デジタル変革には3つの主な段階があります:
1. 開始段階(Initiation): 何を達成したいのかを考える段階です。多くの組織はこれをスキップして、すぐに実行に移りたがります。しかし明確な目標がなければ、断片化した重複するプロジェクトが数多く生まれてしまいます。明確な目標を持つことで、何をすべきかだけでなく、何をすべきでないかも分かるようになります。
2. 実行段階(Execution): オーケストラモデルのすべての要素を調整する段階です。文化的変化、チャネル、プロセスなどをいつ検討すべきか知り、変革の「音楽」を時間をかけて構築していきます。
3. 定着段階(Anchoring): 多くの企業はデジタルやAIに関する多数のパイロットやプルーフオブコンセプトを持っていますが、これらは規模が拡大しない限り価値をもたらしません。規模拡大は難しく、組織全体での実行と調整が必要です。多くの場合、データの標準化、調和、プロセスの整合なども必要となります。
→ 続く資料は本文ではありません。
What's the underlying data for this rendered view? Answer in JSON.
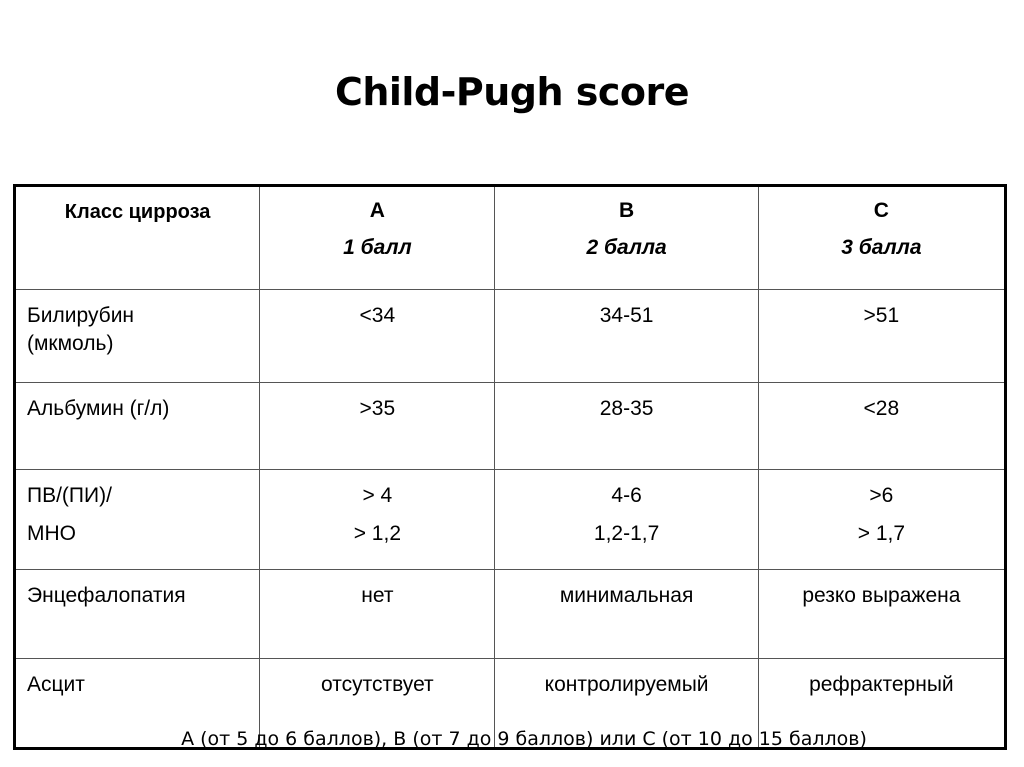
{
  "title": "Child-Pugh score",
  "table": {
    "header": {
      "first": "Класс цирроза",
      "classes": [
        {
          "letter": "A",
          "points": "1 балл"
        },
        {
          "letter": "B",
          "points": "2 балла"
        },
        {
          "letter": "C",
          "points": "3 балла"
        }
      ]
    },
    "rows": [
      {
        "label_line1": "Билирубин",
        "label_line2": "(мкмоль)",
        "values": [
          "<34",
          "34-51",
          ">51"
        ]
      },
      {
        "label_line1": "Альбумин (г/л)",
        "values": [
          ">35",
          "28-35",
          "<28"
        ]
      },
      {
        "label_line1": "ПВ/(ПИ)/",
        "label_line2": "МНО",
        "values": [
          "> 4",
          "4-6",
          ">6"
        ],
        "values2": [
          "> 1,2",
          "1,2-1,7",
          "> 1,7"
        ]
      },
      {
        "label_line1": "Энцефалопатия",
        "values": [
          "нет",
          "минимальная",
          "резко выражена"
        ]
      },
      {
        "label_line1": "Асцит",
        "values": [
          "отсутствует",
          "контролируемый",
          "рефрактерный"
        ]
      }
    ]
  },
  "footnote": "A (от 5 до 6 баллов), B (от 7 до 9 баллов) или C (от 10 до 15 баллов)"
}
重要なのは、デジタル変革には明確な始まりと終わりがあるわけではなく、継続的なプロセスであるということです。「デジタル変革完了」というゴールはなく、時間とともに進化し続けます。
Q. デジタル変革のリーダーシップで重要なことは何ですか?
現代のリーダーであることは難しいです。環境が非常に速く、予測不可能に変化しているからです。リーダーは何が起きているかをより意識し、変化に対してより開かれている必要があります。自分の考えを変えることを恐れてはいけません。
多くのリーダーは一度決断したら、それを貫き通して実行します。しかし急速に変化する予測不可能な環境では、先週のベストな決断が今週のベストな決断ではないかもしれません。リーダーはより俊敏である必要があり、ビジネスの最前線に近い人々に権限を与えて適応し変化させることが重要です。
最前線にいる人々が最初に変化を目にするからです。リーダーシップのモデルは変化しており、現代のリーダーは過去のリーダーとは違うのです。
Q. AIはデジタル変革にどのような影響を与えますか?
AIは非常に強力で、特に生成AIは非常に印象的です。それはゲームチェンジャーですが、結局のところただのツールです。それは私たちを助けることも害することもありますが、正しく管理しなければ、おそらく大きな価値をもたらさないでしょう。
世界中でAIが仕事を奪うのではないかという懸念がありますが、日本ではこの問題はあまり心配されていないと思います。なぜなら、今日ある仕事を埋めるのが難しいからです。AIがその作業の一部を代行できるなら、それは良いことです。また、日本は非常に優れた技術基盤を持っています。
AIが今日のホットな技術であるため、多くの企業が生成AIを使おうとしています。しかし、手にハンマーを持っていると、すべてが釘に見えてしまうように、この技術が実際に設計や最適化されていない多くのことに使われています。技術とアプリケーション、ユースケースを適切にマッチングさせ、正しい方法で使用されるようにすることが重要です。